In this next series of posts, we will unpack and explore how small groups are able to minister at some of the most profound levels to heal the soul. While some of our wounds may be buried deep or are carefully tucked away to help us function as close to normal as possible during the day-to-day, there are times when the presence of the Holy Spirit can fall upon a small group and meet one or more individuals in a powerful way that brings a wound or a lie to the light.

Yet for our purposes here, we will tread carefully. Our conversation on inner healing will not be meant for scenarios or seasons of life that are devastatingly urgent. Indeed, small groups can never and should never be considered a replacement for professional counseling. Nevertheless, there are moments when the Lord chooses to use a small group to either initiate a journey of inner healing or to walk alongside someone and be a partner for them in the journey of inner healing (It will be these scenarios in particular that this new series will focus on).

In his book Healing Care, Healing Prayer, Dr. Terry Wardle’s exploration of inner healing prayer provides an in-depth look of  how it allows us to not only identify the wounds of this world but also replace their dominion over us with the affirmation of God’s love. Writing from the personal experience of his own “dark night of the soul,” his multiple books over the years have empowered both the caregiver and the individual who is receiving care throughout the inner healing process. While Dr. Wardle’s book mainly focuses on the model and structure of inner healing between a caregiver and a single person who is receiving the care, here we will instead reflect upon the core principles of his text through the lens of a small group ministry.

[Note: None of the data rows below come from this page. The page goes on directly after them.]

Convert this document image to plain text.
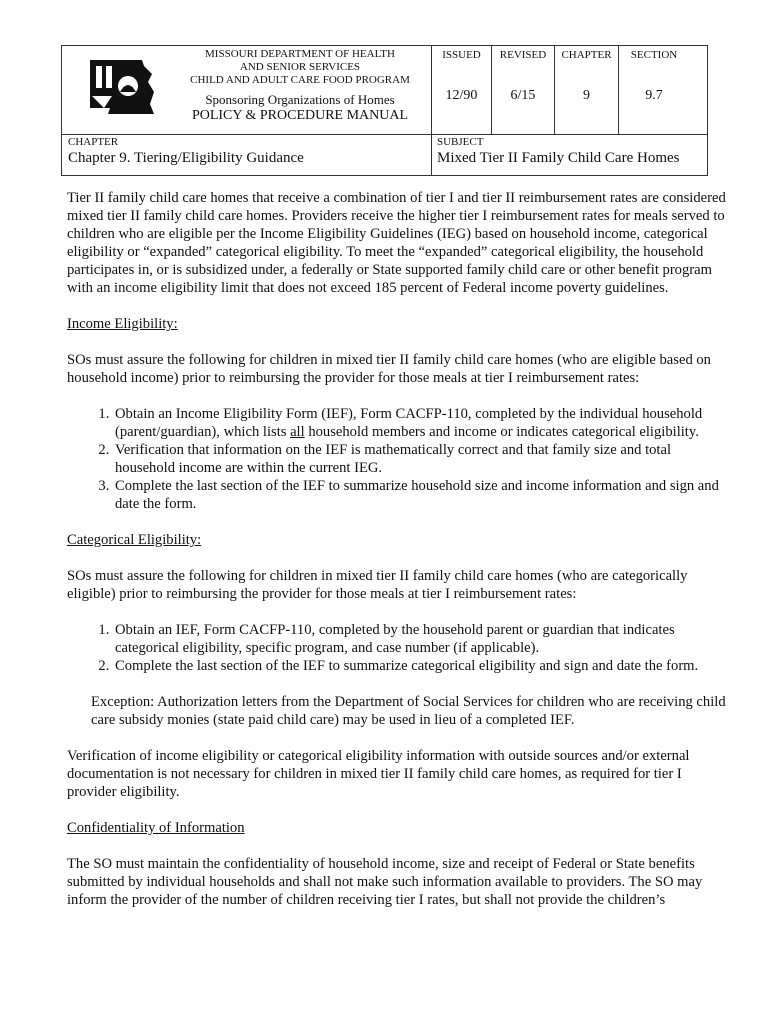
MISSOURI DEPARTMENT OF HEALTH
AND SENIOR SERVICES
CHILD AND ADULT CARE FOOD PROGRAM
Sponsoring Organizations of Homes
POLICY & PROCEDURE MANUAL
ISSUED
12/90
REVISED
6/15
CHAPTER
9
SECTION
9.7
CHAPTER
Chapter 9. Tiering/Eligibility Guidance
SUBJECT
Mixed Tier II Family Child Care Homes

Tier II family child care homes that receive a combination of tier I and tier II reimbursement rates are considered mixed tier II family child care homes. Providers receive the higher tier I reimbursement rates for meals served to children who are eligible per the Income Eligibility Guidelines (IEG) based on household income, categorical eligibility or “expanded” categorical eligibility. To meet the “expanded” categorical eligibility, the household participates in, or is subsidized under, a federally or State supported family child care or other benefit program with an income eligibility limit that does not exceed 185 percent of Federal income poverty guidelines.

Income Eligibility:

SOs must assure the following for children in mixed tier II family child care homes (who are eligible based on household income) prior to reimbursing the provider for those meals at tier I reimbursement rates:

1. Obtain an Income Eligibility Form (IEF), Form CACFP-110, completed by the individual household (parent/guardian), which lists all household members and income or indicates categorical eligibility.
2. Verification that information on the IEF is mathematically correct and that family size and total household income are within the current IEG.
3. Complete the last section of the IEF to summarize household size and income information and sign and date the form.
Categorical Eligibility:

SOs must assure the following for children in mixed tier II family child care homes (who are categorically eligible) prior to reimbursing the provider for those meals at tier I reimbursement rates:

1. Obtain an IEF, Form CACFP-110, completed by the household parent or guardian that indicates categorical eligibility, specific program, and case number (if applicable).
2. Complete the last section of the IEF to summarize categorical eligibility and sign and date the form.

Exception: Authorization letters from the Department of Social Services for children who are receiving child care subsidy monies (state paid child care) may be used in lieu of a completed IEF.

Verification of income eligibility or categorical eligibility information with outside sources and/or external documentation is not necessary for children in mixed tier II family child care homes, as required for tier I provider eligibility.

Confidentiality of Information

The SO must maintain the confidentiality of household income, size and receipt of Federal or State benefits submitted by individual households and shall not make such information available to providers. The SO may inform the provider of the number of children receiving tier I rates, but shall not provide the children’s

Throughout this new series, we will discuss topics such as how group members can help to contribute toward inner healing, what the group leader’s role is within such a process, and how prayer can be utilized to engage the Holy Spirit within the group setting. Since the journey ahead requires great care and respect, it bears repeating that small groups are not meant to replace counseling (nor could it be promised that small groups are as effective as or more effective than professional care). Nevertheless, I have witnessed the impact that the presence of the Holy Spirit can make within the small group setting and it is very possible that the Lord may soon choose one of our upcoming small group meetings to stir the hearts of one or more of our group members. To help us prepare for such an event, let us prayerfully explore and meditate upon what we group leaders can do to help our group members meet the person of Jesus Christ in a powerful and transforming way.